Plotting graphs to determine outliers:
par(mfrow = c(1,1))
plot(rr.mlr$fitted.values ~ rrdata$crime, main = "Fitted vs Actual")
plot(rr.mlr$residuals,main = "Residual Plot")
outlier.res = boxplot(rr.mlr$residuals, plot=FALSE)$out
Identifying the outliers in residuals:
#identify(rep(1, length(rr.mlr$residuals)), rr.mlr$residuals, labels = seq_along(rr.mlr$residuals))
rrdata$residuals <- rr.mlr$residuals
tail(rrdata$residuals,5)
## [1] -145.4986 -183.6078 -138.3937 -232.9081 434.1663
Summary statistics & Residual Standard Error of the models after removing the outliers:
#Sort rrdata by residuals
rrdata1 <- rrdata[order(abs(rrdata$residuals)),]
#Remove last 5 rows from the dataset
rrdataNoOutlier <- head(rrdata1, -5)
rr.mlr.wo.outlier <- lm(crime ~ poverty + single, data = rrdataNoOutlier)
rr.huber.wo.outlier <- rlm(crime ~ poverty + single, data = rrdataNoOutlier)
summary(rr.mlr.wo.outlier)
##
## Call:
## lm(formula = crime ~ poverty + single, data = rrdataNoOutlier)
##
## Residuals:
## Min 1Q Median 3Q Max
## -355.35 -114.16 -30.70 96.06 321.65
##
## Coefficients:
## Estimate Std. Error t value Pr(>|t|)
## (Intercept) -1168.379 192.998 -6.054 3.05e-07 ***
## poverty 8.500 6.521 1.303 0.199
## single 147.054 18.526 7.938 5.81e-10 ***
## ---
## Signif. codes: 0 '***' 0.001 '**' 0.01 '*' 0.05 '.' 0.1 ' ' 1
##
## Residual standard error: 166.7 on 43 degrees of freedom
## Multiple R-squared: 0.6592, Adjusted R-squared: 0.6433
## F-statistic: 41.58 on 2 and 43 DF, p-value: 8.901e-11
summary(rr.huber.wo.outlier)
##
## Call: rlm(formula = crime ~ poverty + single, data = rrdataNoOutlier)
## Residuals:
## Min 1Q Median 3Q Max
## -348.79 -106.77 -23.25 101.04 329.26
##
## Coefficients:
## Value Std.
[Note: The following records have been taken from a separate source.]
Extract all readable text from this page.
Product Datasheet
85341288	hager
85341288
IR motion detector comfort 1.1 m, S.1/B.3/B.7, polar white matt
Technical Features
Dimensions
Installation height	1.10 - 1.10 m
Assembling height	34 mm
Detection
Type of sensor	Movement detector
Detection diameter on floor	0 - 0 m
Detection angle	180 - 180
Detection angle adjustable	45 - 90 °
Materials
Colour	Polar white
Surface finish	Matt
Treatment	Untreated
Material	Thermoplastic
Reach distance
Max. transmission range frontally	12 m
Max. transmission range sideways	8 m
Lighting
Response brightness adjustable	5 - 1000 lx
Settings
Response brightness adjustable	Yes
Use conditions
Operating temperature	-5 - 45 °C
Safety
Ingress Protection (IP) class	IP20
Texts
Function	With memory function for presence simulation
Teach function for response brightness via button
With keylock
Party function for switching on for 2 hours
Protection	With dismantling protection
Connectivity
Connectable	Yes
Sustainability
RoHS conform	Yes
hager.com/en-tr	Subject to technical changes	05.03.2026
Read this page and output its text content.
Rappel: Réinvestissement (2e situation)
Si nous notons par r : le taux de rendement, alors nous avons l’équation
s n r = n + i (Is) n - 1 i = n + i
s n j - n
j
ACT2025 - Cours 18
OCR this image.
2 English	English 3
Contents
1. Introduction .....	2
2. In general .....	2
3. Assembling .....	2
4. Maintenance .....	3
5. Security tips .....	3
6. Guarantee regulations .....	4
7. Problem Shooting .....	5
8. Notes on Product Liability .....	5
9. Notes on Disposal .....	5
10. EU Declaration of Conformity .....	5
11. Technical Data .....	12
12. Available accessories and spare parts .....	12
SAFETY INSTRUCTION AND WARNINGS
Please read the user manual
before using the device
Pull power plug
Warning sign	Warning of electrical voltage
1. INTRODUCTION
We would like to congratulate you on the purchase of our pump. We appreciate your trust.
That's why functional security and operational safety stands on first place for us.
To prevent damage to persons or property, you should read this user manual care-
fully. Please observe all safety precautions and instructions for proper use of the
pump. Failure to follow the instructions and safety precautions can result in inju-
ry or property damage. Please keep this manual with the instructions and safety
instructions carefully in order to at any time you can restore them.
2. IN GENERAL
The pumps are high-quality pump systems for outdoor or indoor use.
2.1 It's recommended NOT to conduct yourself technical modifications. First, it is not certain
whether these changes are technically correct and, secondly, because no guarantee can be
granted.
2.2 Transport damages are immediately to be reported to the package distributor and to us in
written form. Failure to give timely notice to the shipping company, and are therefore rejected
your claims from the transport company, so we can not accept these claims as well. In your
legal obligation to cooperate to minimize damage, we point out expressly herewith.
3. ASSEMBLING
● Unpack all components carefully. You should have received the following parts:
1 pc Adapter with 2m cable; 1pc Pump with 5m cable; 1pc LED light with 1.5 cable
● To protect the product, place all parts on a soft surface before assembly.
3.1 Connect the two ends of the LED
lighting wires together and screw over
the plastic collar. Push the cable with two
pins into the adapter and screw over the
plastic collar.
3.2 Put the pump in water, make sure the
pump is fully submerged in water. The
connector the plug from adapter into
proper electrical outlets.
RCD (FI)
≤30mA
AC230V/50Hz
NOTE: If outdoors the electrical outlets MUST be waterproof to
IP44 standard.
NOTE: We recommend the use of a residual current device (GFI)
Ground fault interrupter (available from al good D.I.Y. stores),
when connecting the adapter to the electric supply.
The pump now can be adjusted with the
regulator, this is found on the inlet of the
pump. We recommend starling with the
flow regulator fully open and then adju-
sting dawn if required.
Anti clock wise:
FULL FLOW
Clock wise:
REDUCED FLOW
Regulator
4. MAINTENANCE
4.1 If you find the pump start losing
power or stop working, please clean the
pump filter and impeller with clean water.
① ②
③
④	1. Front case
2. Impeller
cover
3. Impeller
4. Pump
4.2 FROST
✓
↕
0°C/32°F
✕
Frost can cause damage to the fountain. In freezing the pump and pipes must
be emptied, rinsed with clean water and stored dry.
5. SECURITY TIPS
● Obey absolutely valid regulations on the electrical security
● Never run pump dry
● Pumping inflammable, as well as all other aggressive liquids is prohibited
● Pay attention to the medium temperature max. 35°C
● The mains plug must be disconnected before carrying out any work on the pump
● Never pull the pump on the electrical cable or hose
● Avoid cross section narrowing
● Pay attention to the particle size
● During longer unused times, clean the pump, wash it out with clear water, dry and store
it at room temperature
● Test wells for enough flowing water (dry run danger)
Error t value
## (Intercept) -1155.2532 211.2772 -5.4679
## poverty 8.8081 7.1391 1.2338
## single 144.8869 20.2806 7.1441
##
## Residual standard error: 158 on 43 degrees of freedom
Residual Standard Error for MLR is 167.7 while the same for Huber is 158.
Since robust regression takes care of outliers while modeling on training dataset, we notice that the RMSE for MLR drops significantly on removing the outliers, but does not drop as much for robust regression with huber loss.
Our dataset essentially had 2-3 outliers keeping the trend in picture, but since we removed 5 points with highest residuals, we see a drop in RSE for robust regression with huber loss as well.